SUVs are definitely all the rage these days, and even Maserati isn’t immune to this shift in consumer preferences. The first-ever Maserati Grecale is already the brand’s second SUV and it’s also their most compact to date.
Measuring at 4,859 mm long, 1,979 mm wide, and 1,659 mm tall, it actually borders on being a midsize luxury SUV in terms of size, though this is still smaller than the midsize Levante. Upfront, the Grecale is easily identifiable as a Maserati. The Italian luxury automaker says that the grille has been designed to look imposing without being excessive, which is a refreshing sight to see in a world where BMW’s grilles are getting larger by the minute.
The side profile of the Maserati Grecale doesn’t look too different from the Levante. Its thicker C-pillars as opposed to having a rear quarter window give the Grecale a sportier silhouette. And then as for the rear, the slimmer boomerang LED taillights are a homage to the Giugiaro 3200 GT. Its sloping roofline likewise gives the Grecale a sporty rear end, though thankfully, it isn’t as raked as today’s growing trend of “coupe-like SUVs” such as the BMW X4.
If there’s one area where Maserati has been left in the dust by its German rivals, that would be in terms of interior design. The all-new Grecale aims to remedy that by having the most modern interior in any Maserati to date. The design cues are familiar Maserati, but they Italian luxury automaker is embracing digital technologies in the form of four screens. The first one is a fully-digital instrument cluster, while the other two are a 12.3-inch and an 8.8-inch screen running the Maserati Intelligent Assistant (MIA) operating system.
MIA is powered by Android Automotive–Google’s operating system for vehicle infotainment systems that’s completely different from Android Auto, which is a smartphone integration feature. Though if you still prefer, the latter is also available when you hook up your Android smartphone, along with Apple Carplay, both of which are wireless. Unfortunately, the twin-screen infotainment system ditches all form of hard buttons, and this will undoubtedly make interacting with the vehicle more distracting.
You might be wondering what the fourth screen is, and that’s actually the digital clock that replaces the traditional analog clock found in every other Maserati. The Digital Smartwatch is a first for the brand, and it can display various information, including a G-force meter.

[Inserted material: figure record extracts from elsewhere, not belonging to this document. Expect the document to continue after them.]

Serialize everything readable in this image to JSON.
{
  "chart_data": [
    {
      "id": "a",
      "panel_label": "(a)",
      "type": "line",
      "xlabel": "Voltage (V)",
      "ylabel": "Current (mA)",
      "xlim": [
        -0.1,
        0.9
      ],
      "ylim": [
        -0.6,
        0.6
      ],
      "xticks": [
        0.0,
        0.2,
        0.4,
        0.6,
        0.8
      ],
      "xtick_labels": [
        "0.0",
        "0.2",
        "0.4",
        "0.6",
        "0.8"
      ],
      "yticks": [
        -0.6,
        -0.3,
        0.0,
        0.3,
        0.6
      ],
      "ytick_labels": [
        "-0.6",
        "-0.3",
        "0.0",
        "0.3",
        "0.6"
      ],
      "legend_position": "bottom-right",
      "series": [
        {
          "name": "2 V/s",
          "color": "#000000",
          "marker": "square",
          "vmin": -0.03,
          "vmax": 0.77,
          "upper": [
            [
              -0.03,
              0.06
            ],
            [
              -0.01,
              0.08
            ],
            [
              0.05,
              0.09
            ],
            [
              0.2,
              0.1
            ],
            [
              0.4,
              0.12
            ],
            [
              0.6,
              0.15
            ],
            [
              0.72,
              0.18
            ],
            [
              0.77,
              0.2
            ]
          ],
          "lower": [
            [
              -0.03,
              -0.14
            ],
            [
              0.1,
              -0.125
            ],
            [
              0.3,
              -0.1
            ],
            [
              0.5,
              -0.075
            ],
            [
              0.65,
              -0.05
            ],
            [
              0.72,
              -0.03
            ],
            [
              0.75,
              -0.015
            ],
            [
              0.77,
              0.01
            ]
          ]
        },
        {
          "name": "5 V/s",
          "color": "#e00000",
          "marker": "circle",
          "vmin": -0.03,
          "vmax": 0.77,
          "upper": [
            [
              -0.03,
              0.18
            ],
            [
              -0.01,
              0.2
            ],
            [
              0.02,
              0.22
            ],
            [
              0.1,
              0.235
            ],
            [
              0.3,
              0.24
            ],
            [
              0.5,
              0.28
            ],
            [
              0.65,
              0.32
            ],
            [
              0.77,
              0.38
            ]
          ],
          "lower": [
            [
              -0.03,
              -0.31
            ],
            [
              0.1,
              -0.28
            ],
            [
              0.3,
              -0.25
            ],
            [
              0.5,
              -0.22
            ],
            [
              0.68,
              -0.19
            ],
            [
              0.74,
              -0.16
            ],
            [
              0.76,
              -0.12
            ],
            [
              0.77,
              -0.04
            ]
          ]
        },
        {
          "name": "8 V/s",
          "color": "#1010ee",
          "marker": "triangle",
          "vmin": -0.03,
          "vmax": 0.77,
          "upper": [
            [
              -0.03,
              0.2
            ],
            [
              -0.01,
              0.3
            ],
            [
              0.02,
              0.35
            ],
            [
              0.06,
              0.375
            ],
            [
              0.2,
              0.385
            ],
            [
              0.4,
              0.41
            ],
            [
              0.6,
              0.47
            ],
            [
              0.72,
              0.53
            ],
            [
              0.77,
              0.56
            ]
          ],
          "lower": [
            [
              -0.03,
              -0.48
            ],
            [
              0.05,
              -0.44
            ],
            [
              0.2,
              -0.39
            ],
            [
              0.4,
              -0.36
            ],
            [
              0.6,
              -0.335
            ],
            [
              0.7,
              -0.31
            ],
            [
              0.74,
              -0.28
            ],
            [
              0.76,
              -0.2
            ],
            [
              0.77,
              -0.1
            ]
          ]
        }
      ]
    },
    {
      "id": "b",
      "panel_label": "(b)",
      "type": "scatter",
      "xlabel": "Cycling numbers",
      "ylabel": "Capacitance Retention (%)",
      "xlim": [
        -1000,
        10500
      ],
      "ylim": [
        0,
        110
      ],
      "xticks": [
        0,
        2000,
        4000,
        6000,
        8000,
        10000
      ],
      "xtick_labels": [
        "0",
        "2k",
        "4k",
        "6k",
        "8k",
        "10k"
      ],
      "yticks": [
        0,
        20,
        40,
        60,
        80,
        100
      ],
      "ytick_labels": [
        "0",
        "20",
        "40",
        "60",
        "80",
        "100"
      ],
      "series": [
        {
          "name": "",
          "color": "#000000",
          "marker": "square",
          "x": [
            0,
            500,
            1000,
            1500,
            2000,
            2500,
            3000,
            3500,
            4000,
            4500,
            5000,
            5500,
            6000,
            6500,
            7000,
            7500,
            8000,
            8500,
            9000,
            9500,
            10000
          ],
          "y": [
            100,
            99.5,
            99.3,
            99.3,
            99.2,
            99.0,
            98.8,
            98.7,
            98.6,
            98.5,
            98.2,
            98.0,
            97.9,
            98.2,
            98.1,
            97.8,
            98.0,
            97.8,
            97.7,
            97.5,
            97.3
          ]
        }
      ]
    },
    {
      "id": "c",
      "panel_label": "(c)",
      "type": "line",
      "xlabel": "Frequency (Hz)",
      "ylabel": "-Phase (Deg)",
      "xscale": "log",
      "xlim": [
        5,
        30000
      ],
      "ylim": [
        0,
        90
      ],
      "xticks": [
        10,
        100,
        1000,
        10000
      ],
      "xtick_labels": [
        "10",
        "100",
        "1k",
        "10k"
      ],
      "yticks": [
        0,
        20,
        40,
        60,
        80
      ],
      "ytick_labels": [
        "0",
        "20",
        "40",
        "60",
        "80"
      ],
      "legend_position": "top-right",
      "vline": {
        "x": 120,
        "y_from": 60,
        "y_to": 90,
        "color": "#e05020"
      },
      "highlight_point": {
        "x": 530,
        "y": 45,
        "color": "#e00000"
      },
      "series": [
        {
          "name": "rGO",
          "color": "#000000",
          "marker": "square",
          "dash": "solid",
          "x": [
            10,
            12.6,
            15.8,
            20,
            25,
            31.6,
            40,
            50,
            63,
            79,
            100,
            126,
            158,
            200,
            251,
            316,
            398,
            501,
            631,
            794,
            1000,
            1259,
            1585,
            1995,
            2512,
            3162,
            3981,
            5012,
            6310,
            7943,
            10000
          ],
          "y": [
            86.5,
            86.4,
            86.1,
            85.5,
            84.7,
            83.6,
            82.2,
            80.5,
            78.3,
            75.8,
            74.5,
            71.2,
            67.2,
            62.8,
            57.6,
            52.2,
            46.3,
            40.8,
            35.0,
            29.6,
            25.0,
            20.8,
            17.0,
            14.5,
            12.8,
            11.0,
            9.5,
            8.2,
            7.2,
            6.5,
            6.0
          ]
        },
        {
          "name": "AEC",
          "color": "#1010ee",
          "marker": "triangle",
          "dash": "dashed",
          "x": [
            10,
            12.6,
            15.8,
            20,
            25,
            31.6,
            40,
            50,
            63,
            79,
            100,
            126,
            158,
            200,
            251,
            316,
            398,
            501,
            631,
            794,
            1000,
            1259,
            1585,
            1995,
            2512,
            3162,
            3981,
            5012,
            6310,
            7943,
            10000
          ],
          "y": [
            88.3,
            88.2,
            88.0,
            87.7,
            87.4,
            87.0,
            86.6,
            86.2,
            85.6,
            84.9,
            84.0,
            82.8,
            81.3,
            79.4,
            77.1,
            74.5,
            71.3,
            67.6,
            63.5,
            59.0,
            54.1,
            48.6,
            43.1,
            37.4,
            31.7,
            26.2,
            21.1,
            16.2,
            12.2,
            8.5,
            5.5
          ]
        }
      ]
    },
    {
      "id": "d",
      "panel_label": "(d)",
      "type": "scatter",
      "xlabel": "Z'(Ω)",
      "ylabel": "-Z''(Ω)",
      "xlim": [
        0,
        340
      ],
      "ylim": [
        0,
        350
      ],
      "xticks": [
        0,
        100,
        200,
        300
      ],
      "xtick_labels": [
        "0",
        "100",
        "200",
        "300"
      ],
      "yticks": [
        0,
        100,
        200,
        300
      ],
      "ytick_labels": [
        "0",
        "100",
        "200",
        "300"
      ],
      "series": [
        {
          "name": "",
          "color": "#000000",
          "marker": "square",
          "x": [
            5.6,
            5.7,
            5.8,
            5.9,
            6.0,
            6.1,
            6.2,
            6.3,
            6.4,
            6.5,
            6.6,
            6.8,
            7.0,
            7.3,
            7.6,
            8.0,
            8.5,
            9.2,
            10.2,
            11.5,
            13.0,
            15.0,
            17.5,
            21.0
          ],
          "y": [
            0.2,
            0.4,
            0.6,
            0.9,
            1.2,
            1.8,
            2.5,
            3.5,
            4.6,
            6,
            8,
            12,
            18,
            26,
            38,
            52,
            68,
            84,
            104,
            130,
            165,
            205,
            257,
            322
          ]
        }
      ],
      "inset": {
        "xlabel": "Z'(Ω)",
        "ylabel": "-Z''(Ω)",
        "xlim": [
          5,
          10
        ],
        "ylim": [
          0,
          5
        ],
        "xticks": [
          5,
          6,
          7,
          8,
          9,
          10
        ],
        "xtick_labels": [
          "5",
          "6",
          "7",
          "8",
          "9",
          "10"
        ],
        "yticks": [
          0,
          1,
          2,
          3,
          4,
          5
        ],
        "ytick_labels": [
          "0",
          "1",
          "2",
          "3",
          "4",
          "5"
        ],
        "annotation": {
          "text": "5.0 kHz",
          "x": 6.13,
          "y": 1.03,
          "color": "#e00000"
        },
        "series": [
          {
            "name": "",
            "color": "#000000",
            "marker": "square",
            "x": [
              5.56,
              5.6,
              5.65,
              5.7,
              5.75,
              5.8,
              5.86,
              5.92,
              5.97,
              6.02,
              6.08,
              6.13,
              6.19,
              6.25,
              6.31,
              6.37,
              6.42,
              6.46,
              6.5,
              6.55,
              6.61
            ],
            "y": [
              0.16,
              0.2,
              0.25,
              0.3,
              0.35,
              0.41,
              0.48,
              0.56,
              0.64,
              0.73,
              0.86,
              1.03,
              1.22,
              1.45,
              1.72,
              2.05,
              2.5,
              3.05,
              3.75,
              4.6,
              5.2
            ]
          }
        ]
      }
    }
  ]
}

Four versions of the Maserati Grecale will be sold: GT, Modena, Trofeo, and Folgore. The GT and Modena are mild-hybrids, and both are powered by a 2.0-liter four-cylinder turbo gasolline engine with a 48-volt mild-hybrid belt-starter generator. The former produces 296 hp and 450 Nm of torque, while the latter produces 325 hp while torque remains the same. 0-100 kph happens in 5.6 seconds for the GT and 5.3 seconds for the Modena.
The Trofeo serves as the performance version of the Grecale, and this comes with the Nettuno twin-turbo 3.0-liter V6 gasoline engine from the MC20 sports car. This engine produces 523 hp and 620 Nm of torque, and is enough for a 0-100 kph time in just 3.8 seconds, 0-200 kph in 13.8 seconds, and a top speed of 285 kph. In the case of the Grecale, the engine has a wet-sump instead of the MC20’s dry-sump. This Grecale Trofeo’s engine also comes with cylinder deactivation, wherein the right bank of the V6 can be deactivated under light loads for better efficiency.
Other upgrades that the Trofeo version has is a 34 mm wider rear track, six-piston and four-piston Brembo brake calipers at the front and rear, respectively, and a Corsa driving mode that’s unique to the Trofeo. The Trofeo also comes with air suspension as standard, whereas other variants have this as an optional extra.
Lastly, there is also a Grecale Folgore that serves as Maserati’s first-ever pure electric vehicle. Folgore means lightning in Italian, and it comes with a 400V architecture that is unfortunately not as capable in terms of fast charging when compared to the Porsche Taycan and upcoming Macan. No power figures have been released yet, but it will come with a 105 kWh battery pack and as much as 800 Nm of torque.
The 2023 Maserati Grecale will hit showrooms near the end of this year in Europe, with the rest of the world most likely getting the Grecale by early 2023.